I made a very large mistake in high school. It wasn’t that I cheated on a test and got caught or lost a best friend because of a small misunderstanding. My mistake could have been fatal. My mistake was that I kept my mouth shut.
On no particular night in June, I found someone close to me — let’s just say his name was Ben — bent over the toilet, his fingers down his throat as his body spasmed. It was a natural reaction to choking. Sure, I’d heard of eating disorders before, but nothing in depth, not enough to prepare me to keep such a powerful secret.
Ben looked up at me, vomit and blood on his arm, and minutes later begged me not to say a word to anyone. And I didn’t. I thought about it many times. I constantly found him hunched over the toilet vomiting blood and telling himself that his body was not good enough. Ben carried a little extra weight than most high schoolers, and he was, like many, a very insecure person.
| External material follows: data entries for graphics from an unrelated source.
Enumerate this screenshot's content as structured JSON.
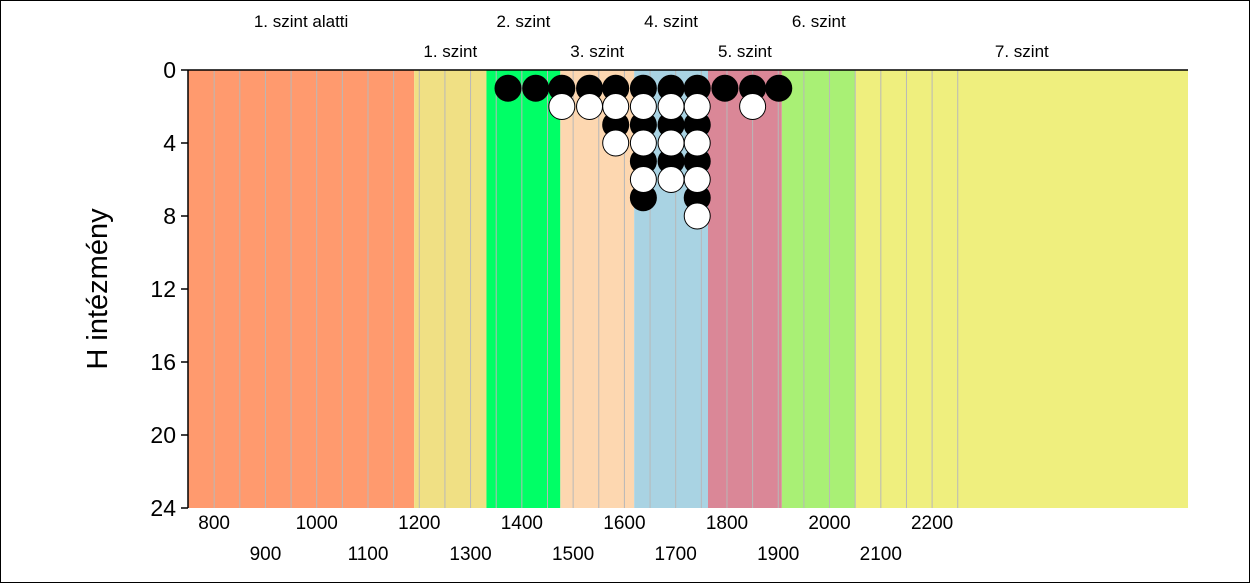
{
  "chart_data": {
    "type": "scatter",
    "ylabel": "H intézmény",
    "xlim": [
      1268,
      1918
    ],
    "ylim": [
      0,
      24
    ],
    "y_inverted": true,
    "y_ticks": [
      "0",
      "4",
      "8",
      "12",
      "16",
      "20",
      "24"
    ],
    "x_ticks_top": [
      "800",
      "1000",
      "1200",
      "1400",
      "1600",
      "1800",
      "2000",
      "2200"
    ],
    "x_ticks_bottom": [
      "900",
      "1100",
      "1300",
      "1500",
      "1700",
      "1900",
      "2100"
    ],
    "levels": [
      {
        "label": "1. szint alatti",
        "from": 1268,
        "to": 1415,
        "color": "#FF9A6E",
        "label_row": "upper"
      },
      {
        "label": "1. szint",
        "from": 1415,
        "to": 1462,
        "color": "#F0E084",
        "label_row": "lower"
      },
      {
        "label": "2. szint",
        "from": 1462,
        "to": 1510,
        "color": "#00FF66",
        "label_row": "upper"
      },
      {
        "label": "3. szint",
        "from": 1510,
        "to": 1558,
        "color": "#FDD7B0",
        "label_row": "lower"
      },
      {
        "label": "4. szint",
        "from": 1558,
        "to": 1606,
        "color": "#A9D3E3",
        "label_row": "upper"
      },
      {
        "label": "5. szint",
        "from": 1606,
        "to": 1654,
        "color": "#DA8797",
        "label_row": "lower"
      },
      {
        "label": "6. szint",
        "from": 1654,
        "to": 1702,
        "color": "#A9F075",
        "label_row": "upper"
      },
      {
        "label": "7. szint",
        "from": 1702,
        "to": 1918,
        "color": "#EFEF7E",
        "label_row": "lower"
      }
    ],
    "series": [
      {
        "color": "black",
        "points": [
          [
            1476,
            1
          ],
          [
            1494,
            1
          ],
          [
            1511,
            1
          ],
          [
            1529,
            1
          ],
          [
            1546,
            1
          ],
          [
            1564,
            1
          ],
          [
            1582,
            1
          ],
          [
            1599,
            1
          ],
          [
            1617,
            1
          ],
          [
            1635,
            1
          ],
          [
            1652,
            1
          ],
          [
            1546,
            3
          ],
          [
            1564,
            3
          ],
          [
            1582,
            3
          ],
          [
            1599,
            3
          ],
          [
            1564,
            5
          ],
          [
            1582,
            5
          ],
          [
            1599,
            5
          ],
          [
            1564,
            7
          ],
          [
            1599,
            7
          ]
        ]
      },
      {
        "color": "white",
        "points": [
          [
            1511,
            2
          ],
          [
            1529,
            2
          ],
          [
            1546,
            2
          ],
          [
            1564,
            2
          ],
          [
            1582,
            2
          ],
          [
            1599,
            2
          ],
          [
            1635,
            2
          ],
          [
            1546,
            4
          ],
          [
            1564,
            4
          ],
          [
            1582,
            4
          ],
          [
            1599,
            4
          ],
          [
            1564,
            6
          ],
          [
            1582,
            6
          ],
          [
            1599,
            6
          ],
          [
            1599,
            8
          ]
        ]
      }
    ]
  }
}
The teasing that his peers gave him — just having fun, they’d say — pushed him beyond the lines to being proactive about his body structure, but not in a good way.
What I never realized was that by carrying his secret of being both bulimic and anorexic — bulimarexic — and not telling anyone, he played with the dangerous line between an unhealthy way to try to maintain weight and lifelong, grave consequences, and I let him.
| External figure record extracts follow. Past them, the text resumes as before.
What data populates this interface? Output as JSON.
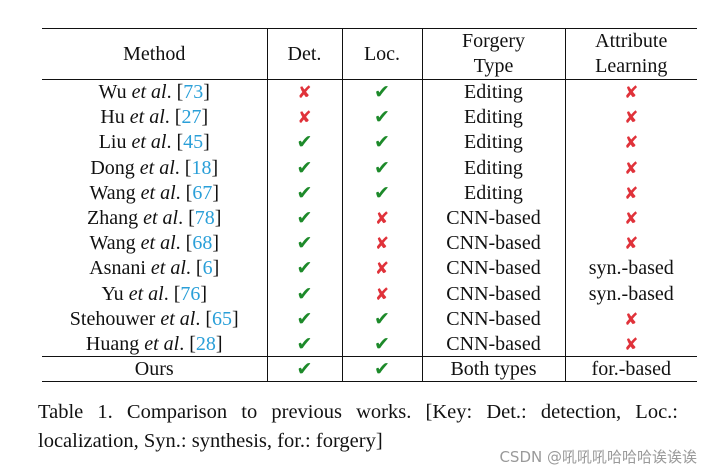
{
  "table": {
    "headers": {
      "method": "Method",
      "det": "Det.",
      "loc": "Loc.",
      "forgery_type": [
        "Forgery",
        "Type"
      ],
      "attribute_learning": [
        "Attribute",
        "Learning"
      ]
    },
    "rows": [
      {
        "author": "Wu",
        "etal": "et al",
        "ref": "73",
        "det": "no",
        "loc": "yes",
        "forgery_type": "Editing",
        "attribute": "no"
      },
      {
        "author": "Hu",
        "etal": "et al",
        "ref": "27",
        "det": "no",
        "loc": "yes",
        "forgery_type": "Editing",
        "attribute": "no"
      },
      {
        "author": "Liu",
        "etal": "et al",
        "ref": "45",
        "det": "yes",
        "loc": "yes",
        "forgery_type": "Editing",
        "attribute": "no"
      },
      {
        "author": "Dong",
        "etal": "et al",
        "ref": "18",
        "det": "yes",
        "loc": "yes",
        "forgery_type": "Editing",
        "attribute": "no"
      },
      {
        "author": "Wang",
        "etal": "et al",
        "ref": "67",
        "det": "yes",
        "loc": "yes",
        "forgery_type": "Editing",
        "attribute": "no"
      },
      {
        "author": "Zhang",
        "etal": "et al",
        "ref": "78",
        "det": "yes",
        "loc": "no",
        "forgery_type": "CNN-based",
        "attribute": "no"
      },
      {
        "author": "Wang",
        "etal": "et al",
        "ref": "68",
        "det": "yes",
        "loc": "no",
        "forgery_type": "CNN-based",
        "attribute": "no"
      },
      {
        "author": "Asnani",
        "etal": "et al",
        "ref": "6",
        "det": "yes",
        "loc": "no",
        "forgery_type": "CNN-based",
        "attribute": "syn.-based"
      },
      {
        "author": "Yu",
        "etal": "et al",
        "ref": "76",
        "det": "yes",
        "loc": "no",
        "forgery_type": "CNN-based",
        "attribute": "syn.-based"
      },
      {
        "author": "Stehouwer",
        "etal": "et al",
        "ref": "65",
        "det": "yes",
        "loc": "yes",
        "forgery_type": "CNN-based",
        "attribute": "no"
      },
      {
        "author": "Huang",
        "etal": "et al",
        "ref": "28",
        "det": "yes",
        "loc": "yes",
        "forgery_type": "CNN-based",
        "attribute": "no"
      }
    ],
    "ours": {
      "method": "Ours",
      "det": "yes",
      "loc": "yes",
      "forgery_type": "Both types",
      "attribute": "for.-based"
    }
  },
  "symbols": {
    "yes": "✔",
    "no": "✘",
    "yes_color": "#1d8a2a",
    "no_color": "#e0323a",
    "cite_color": "#2a9fd8"
  },
  "caption": {
    "text": "Table 1.  Comparison to previous works.  [Key: Det.: detection, Loc.: localization, Syn.: synthesis, for.: forgery]"
  },
  "watermark": "CSDN @吼吼吼哈哈哈诶诶诶"
}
Two years into his disease, Ben broke off his front two teeth. His dentist couldn’t understand how they just broke off, so easily. But he and I knew why, the vomit eroded the back of his teeth until they became so weak that any little bump snapped them right off. He had to get fake teeth built, and he will need to have a denture fitted before he is thirty.
It was lucky that Ben wasn’t a woman like a friend I met in college. She was bulimic for years and jeopardized the chance of being able to conceive. It only takes a few months of being bulimic for a woman to destroy her ability to have a child, and one in five women will have an eating disorder in her lifetime.
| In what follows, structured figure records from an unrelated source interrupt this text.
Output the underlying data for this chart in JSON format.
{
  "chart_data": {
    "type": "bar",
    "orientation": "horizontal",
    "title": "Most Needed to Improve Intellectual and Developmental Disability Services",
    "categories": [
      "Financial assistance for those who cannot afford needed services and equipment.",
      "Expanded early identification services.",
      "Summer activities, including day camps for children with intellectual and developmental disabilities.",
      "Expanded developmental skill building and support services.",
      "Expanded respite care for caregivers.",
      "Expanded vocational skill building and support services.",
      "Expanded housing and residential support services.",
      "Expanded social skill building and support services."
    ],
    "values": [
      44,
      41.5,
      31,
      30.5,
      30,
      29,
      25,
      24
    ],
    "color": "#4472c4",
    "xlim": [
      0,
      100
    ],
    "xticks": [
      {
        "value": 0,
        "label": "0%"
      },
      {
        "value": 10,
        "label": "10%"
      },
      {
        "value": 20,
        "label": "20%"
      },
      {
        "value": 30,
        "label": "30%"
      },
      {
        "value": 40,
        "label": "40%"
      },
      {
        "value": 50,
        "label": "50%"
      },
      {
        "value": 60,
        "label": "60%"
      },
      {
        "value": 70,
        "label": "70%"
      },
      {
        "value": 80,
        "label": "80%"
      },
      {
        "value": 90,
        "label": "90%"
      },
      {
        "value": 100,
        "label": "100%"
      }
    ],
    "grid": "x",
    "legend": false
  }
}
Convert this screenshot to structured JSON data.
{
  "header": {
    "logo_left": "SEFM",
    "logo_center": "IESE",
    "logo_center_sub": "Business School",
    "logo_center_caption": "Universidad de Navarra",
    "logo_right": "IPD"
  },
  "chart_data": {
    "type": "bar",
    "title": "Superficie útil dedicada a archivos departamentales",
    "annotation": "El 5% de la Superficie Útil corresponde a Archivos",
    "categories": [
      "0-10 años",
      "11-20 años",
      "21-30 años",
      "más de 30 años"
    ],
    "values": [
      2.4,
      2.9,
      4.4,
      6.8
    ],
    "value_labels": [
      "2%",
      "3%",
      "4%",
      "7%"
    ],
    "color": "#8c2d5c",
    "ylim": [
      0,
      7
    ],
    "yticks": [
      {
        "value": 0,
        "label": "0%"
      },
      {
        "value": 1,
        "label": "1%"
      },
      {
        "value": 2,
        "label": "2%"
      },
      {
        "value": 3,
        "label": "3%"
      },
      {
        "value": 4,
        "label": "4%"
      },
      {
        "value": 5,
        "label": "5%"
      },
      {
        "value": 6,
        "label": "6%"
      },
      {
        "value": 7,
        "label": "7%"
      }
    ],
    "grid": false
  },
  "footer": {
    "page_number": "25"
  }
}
Those are crippling statistics.
What most people don’t know is that each year, 480,000 people die from complications due to eating disorders and 24 million Americans suffer from an eating disorder, while even more suffer from a lesser form of disordered eating. It is the third chronic illness among teenagers across the world. And it’s not just a disorder that affects women — 20 percent of those with eating disorders are males.
During my struggle to convince Ben that his “not-a-problem” problem was affecting his social, emotion and physical well-being, I ran into another side of eating disorders — people who turn a blind eye to obvious problems.
A friend of mine — let’s just say her name is Jennifer — decided that dropping a few extra pounds would get her more dates. It seems sensible, but many times this is how the road to eating disorders starts.
Jennifer took her diet to an unhealthy level. She would eat one meal a day, usually lunch. A week or so into the diet, I noticed changes in her mood — her personality became tamer. She was withdrawing, already, from social activities. This is common of those with disordered eating and those with full-blown eating disorders.
So, the next time I saw her mother I decided I would tell her about what her daughter was doing to herself. I was appalled at the response I got from Jennifer’s mother.
“You have to do what you have to do to stay thin and attractive,” she said. “When I was in college, I ate only fruit to stay at a size two.”
You have to do what you have to do.
I repeated the sentences over and over to myself. Jennifer’s mom was the mother of five children and had at least 40 years on me, but I knew she was wrong.
I knew that this was the sort of sentiment Ben must have told himself before throwing up meals into the toilet. The sort of sentiment that drove him to eat fewer than 1,000 calories and run six miles a day.